Volevo documentare le vedove di Vrindavan, le palestre dei lottatori di Varanasi, la morte come ineludibile serena realtà, i concerti e le scuole di musica, i colori dei sari, delle strade e dei muri scrostati.
Per meglio prepararmi mi ero spinto a rispolverare vecchie letture e ad attingerne da nuove, consentendomi anche fugaci occhiate dietro al pesante tendaggio del sacro. L'India mi si è visualizzata come un enorme brulicante formicaio umano dove ognuno si porta dietro la memoria di una moltitudine di divinità: Panteon forse troppo sanguinolento, insensibile osservatore esterno, cieco, incurante o impotente davanti alle umane vicissitudini ma presente ed abbarbicato, nei colori e negli odori, in ogni angolo di strada.
A consuntivo del viaggio, oltre alle scontate considerazioni olfattive, rimangono indelebili le miserabili condizioni dei vecchi e delle donne, e su tutte quelle delle vedove abbandonate o sfruttate. Questo è il sistema religioso dove la pietà non esiste, dove la compassione non è vocabolo conosciuto dove ogni disgrazia umana, fisica o di status sociale, è correlata a qualche comportamento delittuoso commesso nelle precedenti vite. Questo sistema l'ho visto nelle bruciacchiate cataste fumanti in un contorno di grigio sporco perenne. Non riesco evidentemente ad amare questa India, non riesco a capire come una religione fondata su mitologie fantasiose e terrifiche possano conservare un attaccamento così viscerale con i fedeli. Altri occidentali vi vedono il mistico e il mistero, pronti ad esserne catturati, quando invero in un convento francescano troverebbero ben altri valori di amore universale che qui latitano. Questi sadu puntano a raggiungere la conoscenza ed a salvarsi dalla rincarnazione, pensando alla loro situazione e lasciando ben poco per gli altri.
Ed ecco, d'incanto, tra la moltitudine avanzare gli impavidi avanzi dei figli dei fiori, perduti in India, sdraiati nel pattume con l’occhio non più vivo, abbigliati come nessun stravagante indiano farebbe mai. Una tristezza infinita ed una incommensurabile incomprensione.
Questi mistici trascurano il fatto che Dio è tutto fuorché mistico.

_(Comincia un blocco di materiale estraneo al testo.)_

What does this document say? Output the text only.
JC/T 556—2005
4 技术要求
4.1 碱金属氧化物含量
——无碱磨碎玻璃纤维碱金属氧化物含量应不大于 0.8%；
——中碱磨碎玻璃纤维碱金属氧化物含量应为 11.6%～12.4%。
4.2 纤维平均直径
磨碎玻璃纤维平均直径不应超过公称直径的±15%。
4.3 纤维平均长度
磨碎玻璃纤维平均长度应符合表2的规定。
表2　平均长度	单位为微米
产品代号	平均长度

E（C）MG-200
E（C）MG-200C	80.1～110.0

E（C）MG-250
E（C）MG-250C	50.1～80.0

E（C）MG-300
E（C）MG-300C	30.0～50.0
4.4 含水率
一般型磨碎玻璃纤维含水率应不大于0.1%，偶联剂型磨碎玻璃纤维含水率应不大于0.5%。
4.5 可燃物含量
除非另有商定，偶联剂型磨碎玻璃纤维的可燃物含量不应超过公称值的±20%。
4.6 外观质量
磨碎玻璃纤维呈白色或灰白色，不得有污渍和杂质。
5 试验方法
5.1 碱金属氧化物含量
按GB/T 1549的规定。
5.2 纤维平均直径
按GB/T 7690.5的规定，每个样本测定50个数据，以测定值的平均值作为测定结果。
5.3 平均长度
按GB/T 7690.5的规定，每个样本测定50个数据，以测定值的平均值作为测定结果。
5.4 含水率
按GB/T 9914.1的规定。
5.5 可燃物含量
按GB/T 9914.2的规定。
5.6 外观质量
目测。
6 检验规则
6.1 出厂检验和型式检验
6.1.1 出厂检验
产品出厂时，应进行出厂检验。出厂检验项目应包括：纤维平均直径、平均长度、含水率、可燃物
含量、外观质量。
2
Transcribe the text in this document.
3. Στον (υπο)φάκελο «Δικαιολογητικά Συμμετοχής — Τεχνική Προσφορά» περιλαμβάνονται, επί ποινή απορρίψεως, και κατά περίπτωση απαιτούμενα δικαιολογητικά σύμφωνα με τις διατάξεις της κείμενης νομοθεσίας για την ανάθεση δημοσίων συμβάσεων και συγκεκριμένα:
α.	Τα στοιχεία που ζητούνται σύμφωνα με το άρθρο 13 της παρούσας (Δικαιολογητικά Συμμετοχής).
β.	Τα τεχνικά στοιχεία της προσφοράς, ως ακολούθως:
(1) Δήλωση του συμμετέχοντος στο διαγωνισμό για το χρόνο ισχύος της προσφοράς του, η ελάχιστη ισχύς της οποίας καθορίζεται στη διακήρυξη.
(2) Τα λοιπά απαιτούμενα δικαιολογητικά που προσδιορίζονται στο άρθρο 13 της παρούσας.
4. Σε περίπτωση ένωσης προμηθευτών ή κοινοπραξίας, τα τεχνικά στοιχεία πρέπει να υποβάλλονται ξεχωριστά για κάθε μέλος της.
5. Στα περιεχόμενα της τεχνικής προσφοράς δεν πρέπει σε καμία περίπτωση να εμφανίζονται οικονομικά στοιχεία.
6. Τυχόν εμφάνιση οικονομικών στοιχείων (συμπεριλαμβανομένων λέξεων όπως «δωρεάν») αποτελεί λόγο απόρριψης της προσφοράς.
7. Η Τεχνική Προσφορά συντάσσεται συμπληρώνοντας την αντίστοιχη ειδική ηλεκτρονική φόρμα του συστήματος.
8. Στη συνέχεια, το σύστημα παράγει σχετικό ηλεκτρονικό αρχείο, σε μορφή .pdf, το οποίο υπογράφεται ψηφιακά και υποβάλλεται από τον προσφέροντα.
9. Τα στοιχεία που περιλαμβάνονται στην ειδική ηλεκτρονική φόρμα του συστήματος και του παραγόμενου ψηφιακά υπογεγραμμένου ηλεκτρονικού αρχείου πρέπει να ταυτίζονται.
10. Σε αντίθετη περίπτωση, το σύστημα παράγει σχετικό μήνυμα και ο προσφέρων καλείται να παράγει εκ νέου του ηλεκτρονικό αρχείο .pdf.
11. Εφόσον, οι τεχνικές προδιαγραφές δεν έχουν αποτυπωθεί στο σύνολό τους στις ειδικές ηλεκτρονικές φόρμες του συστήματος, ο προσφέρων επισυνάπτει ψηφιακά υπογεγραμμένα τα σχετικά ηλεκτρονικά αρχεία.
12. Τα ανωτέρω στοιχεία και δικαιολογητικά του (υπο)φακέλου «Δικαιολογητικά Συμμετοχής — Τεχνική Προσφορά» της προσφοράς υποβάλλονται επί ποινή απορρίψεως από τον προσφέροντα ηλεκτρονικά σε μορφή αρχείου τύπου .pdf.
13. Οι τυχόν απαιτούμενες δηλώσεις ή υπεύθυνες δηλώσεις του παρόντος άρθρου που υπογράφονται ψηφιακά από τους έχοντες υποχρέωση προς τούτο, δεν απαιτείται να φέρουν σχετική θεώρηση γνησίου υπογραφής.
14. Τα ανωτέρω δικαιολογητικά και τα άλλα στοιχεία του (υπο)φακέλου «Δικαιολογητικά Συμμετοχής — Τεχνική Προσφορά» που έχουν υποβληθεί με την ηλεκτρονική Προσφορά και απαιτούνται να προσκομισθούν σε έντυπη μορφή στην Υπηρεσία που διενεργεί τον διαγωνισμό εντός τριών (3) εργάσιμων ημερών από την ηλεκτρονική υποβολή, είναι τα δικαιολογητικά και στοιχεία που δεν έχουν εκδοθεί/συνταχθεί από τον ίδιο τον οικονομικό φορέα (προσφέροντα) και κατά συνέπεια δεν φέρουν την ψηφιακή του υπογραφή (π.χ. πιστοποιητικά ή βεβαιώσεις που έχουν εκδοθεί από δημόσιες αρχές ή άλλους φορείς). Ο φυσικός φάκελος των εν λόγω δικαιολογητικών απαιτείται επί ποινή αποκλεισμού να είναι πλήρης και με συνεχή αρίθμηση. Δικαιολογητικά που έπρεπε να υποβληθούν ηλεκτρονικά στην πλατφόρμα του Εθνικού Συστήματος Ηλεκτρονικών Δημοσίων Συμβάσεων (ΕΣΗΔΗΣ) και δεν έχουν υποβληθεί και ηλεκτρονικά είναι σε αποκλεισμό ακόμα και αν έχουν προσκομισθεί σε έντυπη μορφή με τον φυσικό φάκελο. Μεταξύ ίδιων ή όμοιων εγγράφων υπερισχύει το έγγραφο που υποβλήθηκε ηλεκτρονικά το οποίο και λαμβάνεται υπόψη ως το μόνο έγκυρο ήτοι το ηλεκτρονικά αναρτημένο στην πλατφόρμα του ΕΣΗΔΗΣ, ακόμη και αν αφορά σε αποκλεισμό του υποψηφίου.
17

Kraus
La scelta del B&W, è stata in primis una sfida controcorrente ai colori fantastici ovunque presenti e in seconda battuta ho ritenuto il bianco e nero la rappresentazione grafica che meglio si correla alle emozioni che l’India mi ha trasmesso.
Una nota sul diritto alla privacy.
Quando si fotografa in luoghi esotici come l’India, dove l’umano è il soggetto che più attira l’obiettivo possono sorgere delle riserve mentali sul corretto approccio con il quale il fotografo occidentale vi si relaziona.
Ero partito con l’intenzione di fotografare le vedove di Vrindavan e la loro desolante esistenza ma quando mi sono trovato calato in quella terribile realtà mi sono sentito come un profanatore di umane disgrazie. Ed allora, come in altre occasioni simili, ho rinunciato non trovando sostenibile fotografare situazioni disperate. In altri casi, meno duri, ho chiesto il consenso con la splendida mediazione della mia guida.